Environments¶

UniEnv exposes two environment styles:

Env: a stateful object that owns its runtime state internally
FuncEnv: a functional interface that passes state explicitly

Both carry the same high-level contract: typed action, observation, and optional context spaces plus the standard reset, step, and render lifecycle.

`Env`¶

Use Env when you want the familiar environment shape:

reset(...) -> context, observation, info
step(action) -> observation, reward, terminated, truncated, info
render()

This is the most direct fit for interactive control loops, evaluation harnesses, and compatibility layers that expect a stateful object.

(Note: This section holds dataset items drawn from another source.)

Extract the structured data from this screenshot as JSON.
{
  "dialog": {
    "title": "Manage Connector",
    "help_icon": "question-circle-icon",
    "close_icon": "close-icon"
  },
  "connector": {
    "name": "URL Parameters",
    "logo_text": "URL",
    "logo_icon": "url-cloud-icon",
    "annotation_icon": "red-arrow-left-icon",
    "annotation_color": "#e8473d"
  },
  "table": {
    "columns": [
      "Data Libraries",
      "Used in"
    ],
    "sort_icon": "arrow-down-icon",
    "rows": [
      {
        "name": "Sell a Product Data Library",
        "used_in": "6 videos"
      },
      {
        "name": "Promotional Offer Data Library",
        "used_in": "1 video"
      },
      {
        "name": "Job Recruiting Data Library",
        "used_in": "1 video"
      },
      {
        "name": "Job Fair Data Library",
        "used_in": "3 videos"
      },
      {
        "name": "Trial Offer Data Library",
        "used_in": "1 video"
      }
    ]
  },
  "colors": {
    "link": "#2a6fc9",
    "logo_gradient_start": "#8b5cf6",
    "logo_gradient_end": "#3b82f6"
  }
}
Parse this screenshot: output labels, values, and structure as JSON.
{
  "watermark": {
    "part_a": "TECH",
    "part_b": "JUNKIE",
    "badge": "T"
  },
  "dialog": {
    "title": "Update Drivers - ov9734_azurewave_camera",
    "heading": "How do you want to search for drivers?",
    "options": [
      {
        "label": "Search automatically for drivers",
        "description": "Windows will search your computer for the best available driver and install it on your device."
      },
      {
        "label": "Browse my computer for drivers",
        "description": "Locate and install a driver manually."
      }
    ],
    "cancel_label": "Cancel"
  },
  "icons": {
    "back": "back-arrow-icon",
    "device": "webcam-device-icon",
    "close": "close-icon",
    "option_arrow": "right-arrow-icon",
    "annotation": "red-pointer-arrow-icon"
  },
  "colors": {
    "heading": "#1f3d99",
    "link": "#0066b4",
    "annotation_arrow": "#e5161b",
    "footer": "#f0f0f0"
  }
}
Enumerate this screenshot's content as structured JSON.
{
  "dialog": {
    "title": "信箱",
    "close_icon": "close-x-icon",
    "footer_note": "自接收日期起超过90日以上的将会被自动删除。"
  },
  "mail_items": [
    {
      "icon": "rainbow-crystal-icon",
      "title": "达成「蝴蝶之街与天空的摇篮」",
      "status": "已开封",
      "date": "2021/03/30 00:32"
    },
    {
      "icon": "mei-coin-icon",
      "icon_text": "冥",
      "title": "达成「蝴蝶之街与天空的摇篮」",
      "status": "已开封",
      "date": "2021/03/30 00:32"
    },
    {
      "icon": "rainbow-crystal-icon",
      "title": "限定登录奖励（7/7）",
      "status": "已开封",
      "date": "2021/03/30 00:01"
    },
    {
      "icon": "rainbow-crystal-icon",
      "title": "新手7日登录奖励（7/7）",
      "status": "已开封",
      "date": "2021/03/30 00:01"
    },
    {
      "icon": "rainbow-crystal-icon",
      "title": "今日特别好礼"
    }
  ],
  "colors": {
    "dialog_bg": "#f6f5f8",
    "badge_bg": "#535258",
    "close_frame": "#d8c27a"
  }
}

Important properties exposed by Env implementations:

action_space
observation_space
context_space
backend
device
batch_size

Env also includes convenience helpers such as sample_action() and sample_observation(), which draw from the declared spaces while updating the environment RNG.

`FuncEnv`¶

Use FuncEnv when explicit state passing is more important than object-owned mutable state.

The core methods are:

initial(...) -> state, context, observation, info
reset(state, ...) -> state, context, observation, info
step(state, action) -> state, observation, reward, terminated, truncated, info

This style is useful when you want:

JAX-friendly execution patterns
easier functional composition
tighter control over state snapshots, rollouts, or transformations

Bridging The Two¶

FuncEnvBasedEnv adapts a FuncEnv into a stateful Env.

That means you can:

implement the hard logic once in functional form
expose a familiar object-oriented environment API to downstream code
keep wrappers and tooling that expect Env unchanged

Batched Environments¶

Both environment styles can represent batched execution through batch_size.

When batch_size is set:

actions, observations, rewards, and done flags are expected to carry a batch dimension
reset(mask=...) can reset only selected batch elements
helper methods such as update_observation_post_reset merge masked resets back into a full batch

Space invariant for batched environments¶

A key contract that all Env and FuncEnv implementations share:

If an environment is batched, then its observation_space, action_space, and context_space (when present) already describe batched values.

Concretely:

`batch_size`	Meaning	Spaces
`None`	Unbatched – single instance, no leading batch axis.	Describe single-instance values.
`N` (including `1`)	Batched – leading batch dimension of size `N`.	Already include the leading batch axis of size `N`.

batch_size == 1 is still a batched environment. Its spaces carry a leading dimension of size 1; they are not the same as the unbatched spaces.

Why this matters¶

Code that builds source/target spaces from the env – replay-buffer builders, data transformations, wrappers that unbatch per-slot data – must use the env-side spaces as-is. Applying an additional batch_space(...) on top of an already-batched env space will double-batch and produce incorrect shapes.

Common patterns:

Correct: source_space = env.observation_space (works for both batched and unbatched envs).
Incorrect: source_space = batch_space(env.observation_space, env.batch_size) when the env is already batched – this adds a second batch dimension.
Unbatching per-slot data: use get_at(env.observation_space, data, i) to slice slot i out of the batched data; the resulting per-slot space is the single-instance space obtained by unbatching env.observation_space, not by re-batching it.

Wrappers¶

UniEnv wrappers work at the Env layer. They can change:

the action interface
the observation and context interface
backend placement
episode length
rendering and video export behavior

See Wrappers and Transformations for the main wrapper stack.

When To Use Which¶

Choose Env if:

you want the most familiar interface
your simulator already manages mutable runtime state
you are wrapping an existing imperative system

Choose FuncEnv if:

you want explicit state passing
you care about purely functional rollout logic
you want the same core logic to be easier to test, checkpoint, or stage

Use FuncEnvBasedEnv if you want both.